Les chercheurs ont collecté 282 échantillons de concombres, tomates, oignons et pommes de terre dans des marchés et magasins de tout Khuzestan sur une année entière, couvrant différentes saisons et conditions de culture. Khuzestan est une grande région agricole au climat chaud et sec et très ensoleillé, et c’est aussi un centre de l’industrie pétrolière et gazière — ce qui soulève des questions sur une éventuelle pollution industrielle des sols et des eaux. En achetant les légumes de la même manière que les consommateurs ordinaires, l’équipe visait à mesurer les niveaux de nitrate auxquels les gens sont effectivement exposés par leurs repas quotidiens.

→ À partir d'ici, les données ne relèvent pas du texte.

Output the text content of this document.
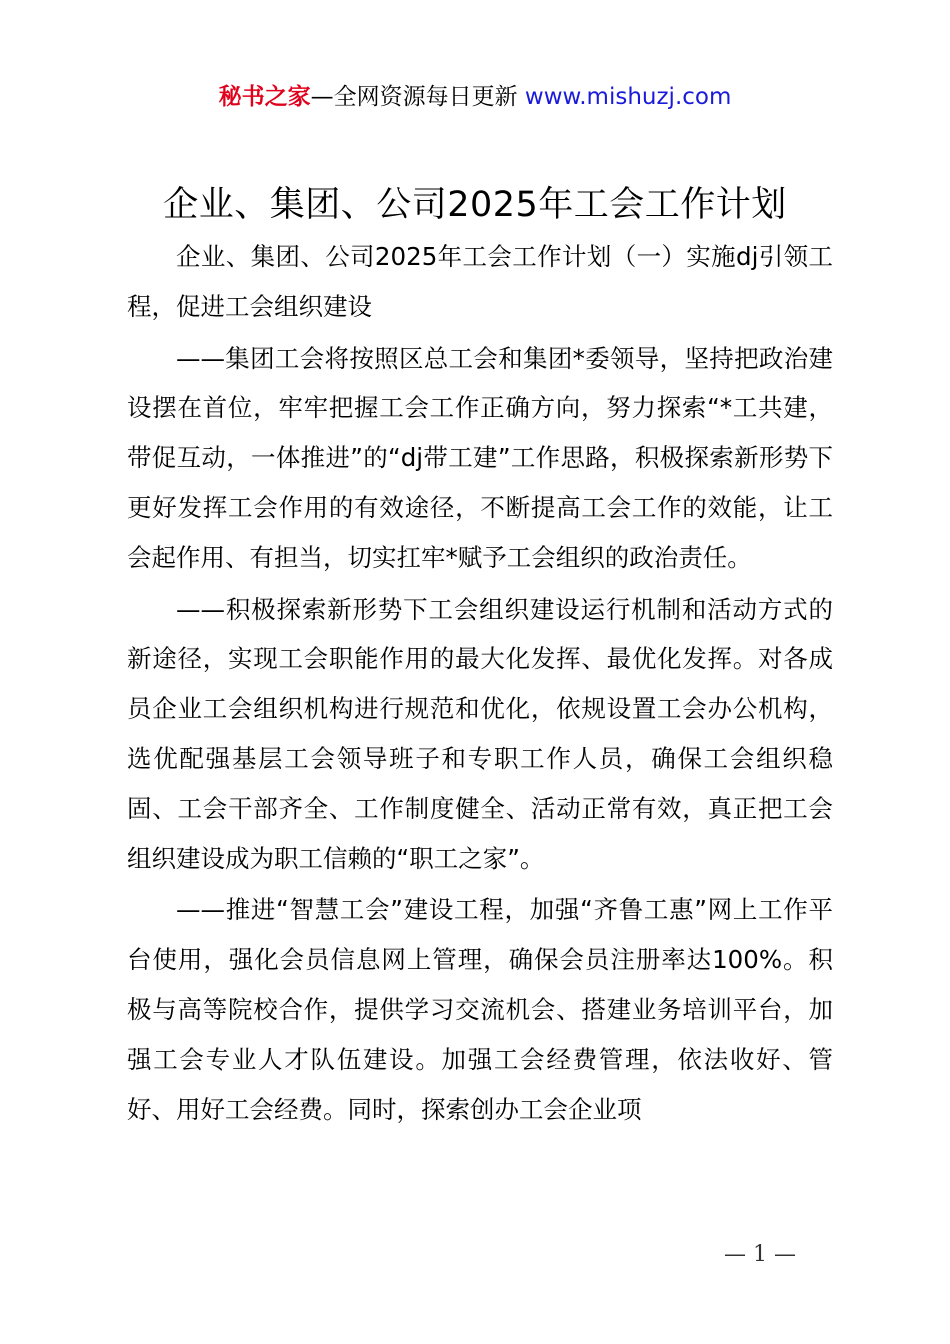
秘书之家—全网资源每日更新 www.mishuzj.com
企业、集团、公司2025年工会工作计划

企业、集团、公司2025年工会工作计划（一）实施dj引领工程，促进工会组织建设

——集团工会将按照区总工会和集团*委领导，坚持把政治建设摆在首位，牢牢把握工会工作正确方向，努力探索“*工共建，带促互动，一体推进”的“dj带工建”工作思路，积极探索新形势下更好发挥工会作用的有效途径，不断提高工会工作的效能，让工会起作用、有担当，切实扛牢*赋予工会组织的政治责任。

——积极探索新形势下工会组织建设运行机制和活动方式的新途径，实现工会职能作用的最大化发挥、最优化发挥。对各成员企业工会组织机构进行规范和优化，依规设置工会办公机构，选优配强基层工会领导班子和专职工作人员，确保工会组织稳固、工会干部齐全、工作制度健全、活动正常有效，真正把工会组织建设成为职工信赖的“职工之家”。

——推进“智慧工会”建设工程，加强“齐鲁工惠”网上工作平台使用，强化会员信息网上管理，确保会员注册率达100%。积极与高等院校合作，提供学习交流机会、搭建业务培训平台，加强工会专业人才队伍建设。加强工会经费管理，依法收好、管好、用好工会经费。同时，探索创办工会企业项

— 1 —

Comment l’équipe a mesuré les nitrates au laboratoire

Pour connaître la teneur en nitrate de chaque légume, les scientifiques ont utilisé un test colorimétrique connu sous le nom de méthode de Griess. Après avoir lavé et mixé les parties comestibles, ils ont chauffé le mélange dans de l’eau, ajouté de la poudre de zinc pour convertir le nitrate en nitrite, puis ajouté des colorants qui teintent la solution en rose proportionnellement à la quantité de nitrite présente. L’intensité de la couleur a été lue par un appareil de mesure lumineuse, permettant de calculer les niveaux de nitrate. Ils ont vérifié cette méthode simple par rapport à une technique de laboratoire plus avancée, la chromatographie liquide à haute performance (HPLC), et ont constaté que, bien que la méthode rapide sous‑estimât légèrement les nitrates — d’environ 7 % — elle fournissait des résultats fiables pour la surveillance de routine.

Ce qui a été trouvé dans les concombres, tomates, oignons et pommes de terre

Sur l’ensemble des 282 échantillons, les teneurs en nitrate ont considérablement varié mais sont restées inférieures aux limites de sécurité officielles iraniennes pour ces légumes. En moyenne, les pommes de terre présentaient la teneur en nitrate la plus élevée (environ 87 milligrammes par kilogramme), suivies de près par les concombres (environ 80 mg/kg), les tomates et les oignons étant quelque peu plus bas. Ces valeurs étaient généralement inférieures à celles rapportées dans certaines autres provinces iraniennes et dans des études locales antérieures, probablement parce que l’ensoleillement intense et les conditions pédologiques de la région favorisent la conversion du nitrate en nutriments utiles plutôt que son accumulation. En dépit d’une activité industrielle à proximité, les données suggèrent que l’utilisation d’engrais, le climat et le type de sol jouent un rôle plus important que la pollution industrielle dans l’accumulation de nitrates dans ces cultures.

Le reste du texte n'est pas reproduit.